En el curso, Borges dedica especial atención a figuras marginales del canon tradicional, como Almafuerte y Paul Groussac. La inclusión del primero es particularmente llamativa. Borges lo presenta como “el único pensador original” de la Argentina, una afirmación provocadora y más aún dedicada a un autor del que apenas si rescata (con mucha efusión, eso sí) apenas un puñado de versos. Para Borges, Almafuerte representa una extravagancia convincente, un poeta y filósofo que trasciende los límites de la literatura convencional.
La última clase del curso, dedicada a Ricardo Güiraldes y su Don Segundo Sombra, tiene un tono elegíaco.

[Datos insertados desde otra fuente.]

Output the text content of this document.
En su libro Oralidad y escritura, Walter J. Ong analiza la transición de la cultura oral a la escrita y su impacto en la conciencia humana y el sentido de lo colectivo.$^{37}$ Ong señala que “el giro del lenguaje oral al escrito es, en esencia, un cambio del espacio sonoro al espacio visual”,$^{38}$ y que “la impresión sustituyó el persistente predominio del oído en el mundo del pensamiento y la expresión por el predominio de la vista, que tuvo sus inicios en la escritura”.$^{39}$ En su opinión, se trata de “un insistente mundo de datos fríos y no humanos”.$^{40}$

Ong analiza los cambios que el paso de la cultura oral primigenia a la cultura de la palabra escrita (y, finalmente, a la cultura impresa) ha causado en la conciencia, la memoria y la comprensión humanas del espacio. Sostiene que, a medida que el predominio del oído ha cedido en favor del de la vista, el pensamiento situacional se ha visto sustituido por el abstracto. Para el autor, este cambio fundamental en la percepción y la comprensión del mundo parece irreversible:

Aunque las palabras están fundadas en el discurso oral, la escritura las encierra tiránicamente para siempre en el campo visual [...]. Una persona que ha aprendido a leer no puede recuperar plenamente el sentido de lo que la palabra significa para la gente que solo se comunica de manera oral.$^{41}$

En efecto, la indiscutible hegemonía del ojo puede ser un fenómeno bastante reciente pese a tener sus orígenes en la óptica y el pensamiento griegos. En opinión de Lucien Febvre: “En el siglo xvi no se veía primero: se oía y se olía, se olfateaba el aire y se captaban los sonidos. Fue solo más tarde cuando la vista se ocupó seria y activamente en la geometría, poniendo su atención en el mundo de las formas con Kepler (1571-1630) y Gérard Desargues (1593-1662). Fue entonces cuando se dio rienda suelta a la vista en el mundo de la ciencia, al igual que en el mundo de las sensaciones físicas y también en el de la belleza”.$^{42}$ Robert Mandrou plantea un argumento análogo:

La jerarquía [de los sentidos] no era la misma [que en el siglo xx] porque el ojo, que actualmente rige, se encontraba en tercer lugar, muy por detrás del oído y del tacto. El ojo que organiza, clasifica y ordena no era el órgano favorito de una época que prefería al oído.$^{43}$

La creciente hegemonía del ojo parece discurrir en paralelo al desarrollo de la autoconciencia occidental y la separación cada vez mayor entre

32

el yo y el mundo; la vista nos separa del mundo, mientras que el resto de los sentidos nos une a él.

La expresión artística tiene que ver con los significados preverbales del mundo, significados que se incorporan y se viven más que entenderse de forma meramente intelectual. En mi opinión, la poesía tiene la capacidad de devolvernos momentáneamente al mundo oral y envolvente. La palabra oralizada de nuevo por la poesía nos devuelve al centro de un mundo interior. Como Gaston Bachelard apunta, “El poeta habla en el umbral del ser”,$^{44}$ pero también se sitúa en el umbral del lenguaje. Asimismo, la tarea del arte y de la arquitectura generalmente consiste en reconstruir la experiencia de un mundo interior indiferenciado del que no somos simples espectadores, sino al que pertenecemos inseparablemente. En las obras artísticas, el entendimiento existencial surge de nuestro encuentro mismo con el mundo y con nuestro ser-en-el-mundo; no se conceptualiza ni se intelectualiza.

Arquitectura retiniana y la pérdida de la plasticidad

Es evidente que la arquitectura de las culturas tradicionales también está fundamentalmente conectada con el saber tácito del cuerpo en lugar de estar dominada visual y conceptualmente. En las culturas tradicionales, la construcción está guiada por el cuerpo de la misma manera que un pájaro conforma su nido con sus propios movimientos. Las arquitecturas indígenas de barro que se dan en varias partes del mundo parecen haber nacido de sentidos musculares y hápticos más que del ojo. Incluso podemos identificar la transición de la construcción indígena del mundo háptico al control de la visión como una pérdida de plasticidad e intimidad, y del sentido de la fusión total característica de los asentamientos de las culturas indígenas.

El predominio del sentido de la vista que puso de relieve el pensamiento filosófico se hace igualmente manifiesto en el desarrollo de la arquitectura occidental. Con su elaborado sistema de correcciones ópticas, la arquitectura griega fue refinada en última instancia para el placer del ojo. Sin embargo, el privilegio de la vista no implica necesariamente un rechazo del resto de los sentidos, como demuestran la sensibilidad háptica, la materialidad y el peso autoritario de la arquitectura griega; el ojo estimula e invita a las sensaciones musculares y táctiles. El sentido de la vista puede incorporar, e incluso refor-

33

Borges ve en este texto una despedida nostálgica del mundo gauchesco, un intento de salvar lo irremediablemente ido. Este sentimiento de pérdida atraviesa toda la narrativa de Borges sobre la literatura argentina, en la que los héroes y las tradiciones se desvanecen como sombras. En este punto, Borges conecta la literatura con la geografía simbólica de la Argentina. Para él, la literatura nacional es esta literatura de orillas que ya mencionamos, ubicada en los márgenes de la cultura occidental. Así como el gaucho habita las fronteras de la civilización (y se vuelve más peligroso cuanto más lejos de la ciudad se encuentre: el gaucho no comprende la ciudad, si traspone sus límites no sabe qué hacer, se paraliza, se vuelve inofensivo), la literatura argentina no puede sino ocupar un lugar marginal en el mapa cultural y en la historia de Occidente.
Este Curso de literatura argentina no es entonces tanto una serie de clases de Borges sobre autores nacionales, sino otro más de la serie de infinitos autorretratos que componen su obra. Cada selección, cada anécdota, cada omisión, construye una narrativa en la que la literatura y la historia argentinas se entrelazan con su memoria personal y su visión del mundo. Borges no puede dejar de hablar de sí mismo, no puede dejar de ser él mismo. Su arbitrariedad y subjetividad no son defectos de su rol como pedagogo, sino características esenciales de todos sus textos.